Last week Halloween made us think about pumpkins. Some we eat and some we decorate. But do you know why?
The Irish brought the tradition of pumpkin carving to America. The Irish originally started carving turnips for their ancient holiday. Irish immigrants to the U.S. found pumpkins were in abundance — and much easier to carve.
Pumpkins are actually a squash that dates back to 7000 and 5500 BC. They were thought to have originated in North America. The name means “large melon” in Greek. The French adapted this word to pompon. The British changed it to pumpion and later American colonists changed the name to pumpkin.
Pumpkins are grown all over the world except Antarctica. The United States, Canada, Mexico, India and China are the biggest international producers. According to the Illinois Department of Agriculture 95 percent of the U.S. crop intended for processing is grown in Illinois.
Morton, Ill. is the self-proclaimed pumpkin capital of the world due to Libby Corporation’s pumpkin industry. Nestle’s pumpkin packing plant processes 90 percent of the canned pumpkin eaten in the U.S.
Indiana, Ohio, Pennsylvania and California add to the 1.5 billion pounds produced every year.
Pumpkins produce male and female flowers. The honeybee plays a significant role in fertilizing most commercial plantings. One hive is used per acre. If the bees are not available the grower often pollinates by hand.
Did you know pumpkins contain potassium and vitamin A? This squash is 90 percent water. The flowers, the fleshy shell, leaves and seed are edible. The ripe pumpkin can be boiled, steamed, or roasted. Pumpkins that are a little green may be eaten the same way as zucchini.
When you buy pumpkin in a can, check the label. Commercially canned “pumpkin” puree and fillings are sometimes butternut squash and not pumpkin. If you want the true pumpkin taste, buy a pie pumpkin and slice it in half. Cover with plastic wrap and cook in the microwave for 15 to 30 minutes until the flesh is soft. It can be used for pies, cookies, puddings, or eaten with a little butter. Baking is another option.
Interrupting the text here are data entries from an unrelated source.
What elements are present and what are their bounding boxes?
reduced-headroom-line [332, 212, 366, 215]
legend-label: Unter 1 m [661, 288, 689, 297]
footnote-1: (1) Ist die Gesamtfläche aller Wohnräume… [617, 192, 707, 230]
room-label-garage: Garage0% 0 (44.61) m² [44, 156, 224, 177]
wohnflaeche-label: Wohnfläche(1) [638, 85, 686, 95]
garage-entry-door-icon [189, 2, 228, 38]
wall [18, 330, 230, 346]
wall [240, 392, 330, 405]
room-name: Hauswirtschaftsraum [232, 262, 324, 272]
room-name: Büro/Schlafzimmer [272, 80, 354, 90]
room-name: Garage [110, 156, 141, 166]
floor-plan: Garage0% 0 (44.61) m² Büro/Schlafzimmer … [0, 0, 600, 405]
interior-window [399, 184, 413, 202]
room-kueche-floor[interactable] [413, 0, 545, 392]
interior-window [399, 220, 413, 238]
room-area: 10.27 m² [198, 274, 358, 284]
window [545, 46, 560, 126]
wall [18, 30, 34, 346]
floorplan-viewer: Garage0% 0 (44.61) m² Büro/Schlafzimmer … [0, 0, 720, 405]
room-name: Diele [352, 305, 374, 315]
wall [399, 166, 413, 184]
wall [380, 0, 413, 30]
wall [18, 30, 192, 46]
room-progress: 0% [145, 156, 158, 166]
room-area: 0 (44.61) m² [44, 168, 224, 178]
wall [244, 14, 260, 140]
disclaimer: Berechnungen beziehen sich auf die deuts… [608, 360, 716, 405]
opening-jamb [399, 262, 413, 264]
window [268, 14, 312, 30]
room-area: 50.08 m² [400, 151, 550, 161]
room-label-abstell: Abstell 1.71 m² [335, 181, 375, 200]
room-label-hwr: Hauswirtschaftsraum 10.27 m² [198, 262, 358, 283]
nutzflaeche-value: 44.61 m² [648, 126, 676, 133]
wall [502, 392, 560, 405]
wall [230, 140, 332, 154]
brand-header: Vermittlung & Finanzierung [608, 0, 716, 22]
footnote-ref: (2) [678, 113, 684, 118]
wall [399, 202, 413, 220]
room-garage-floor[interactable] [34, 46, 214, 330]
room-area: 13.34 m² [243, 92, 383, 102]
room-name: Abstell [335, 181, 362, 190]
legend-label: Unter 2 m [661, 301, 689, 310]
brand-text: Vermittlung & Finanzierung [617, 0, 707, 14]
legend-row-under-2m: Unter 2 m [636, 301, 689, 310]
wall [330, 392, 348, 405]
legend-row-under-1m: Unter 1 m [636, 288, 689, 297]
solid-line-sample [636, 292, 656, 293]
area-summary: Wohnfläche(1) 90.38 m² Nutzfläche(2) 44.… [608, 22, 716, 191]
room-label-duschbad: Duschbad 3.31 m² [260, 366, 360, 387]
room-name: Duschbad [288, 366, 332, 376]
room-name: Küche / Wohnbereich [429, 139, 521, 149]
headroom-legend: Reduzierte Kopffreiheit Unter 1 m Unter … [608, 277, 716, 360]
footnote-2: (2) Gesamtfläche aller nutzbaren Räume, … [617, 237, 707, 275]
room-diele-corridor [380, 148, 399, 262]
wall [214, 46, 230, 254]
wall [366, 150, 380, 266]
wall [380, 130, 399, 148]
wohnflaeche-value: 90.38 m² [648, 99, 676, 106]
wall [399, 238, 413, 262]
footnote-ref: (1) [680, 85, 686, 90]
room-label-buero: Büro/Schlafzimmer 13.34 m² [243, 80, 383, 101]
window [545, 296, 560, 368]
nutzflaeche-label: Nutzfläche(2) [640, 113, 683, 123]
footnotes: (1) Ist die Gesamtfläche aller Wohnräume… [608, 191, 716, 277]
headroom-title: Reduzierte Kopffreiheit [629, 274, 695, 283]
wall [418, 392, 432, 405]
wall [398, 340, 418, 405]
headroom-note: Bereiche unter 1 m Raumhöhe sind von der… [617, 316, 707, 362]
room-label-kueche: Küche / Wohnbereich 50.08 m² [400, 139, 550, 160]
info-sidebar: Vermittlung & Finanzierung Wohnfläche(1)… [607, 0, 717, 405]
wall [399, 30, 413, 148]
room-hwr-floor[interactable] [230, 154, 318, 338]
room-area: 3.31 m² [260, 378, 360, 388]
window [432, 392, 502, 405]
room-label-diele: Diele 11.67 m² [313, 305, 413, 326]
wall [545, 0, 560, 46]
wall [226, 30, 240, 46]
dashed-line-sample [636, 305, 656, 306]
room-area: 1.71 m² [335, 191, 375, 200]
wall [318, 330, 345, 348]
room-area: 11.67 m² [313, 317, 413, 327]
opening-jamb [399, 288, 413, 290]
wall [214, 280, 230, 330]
Throw the cooked pumpkin in a blender with your pie ingredients for a fast, smooth filling for your pumpkin pie.
The high fiber contained in pumpkin is sometime recommended by veterinarians for cats and dogs with digestive ailments. Raw pumpkin is added to regular food for poultry to aid in egg production.
The current record for the biggest pumpkin is held by Ron Wallace with an Atlantic Giant pumpkin weighing in at 2,009 pounds. This record was set in 2012. Is this the year for a new record?
Pumpkins are in season until Thanksgiving so take advantage of the fresh taste.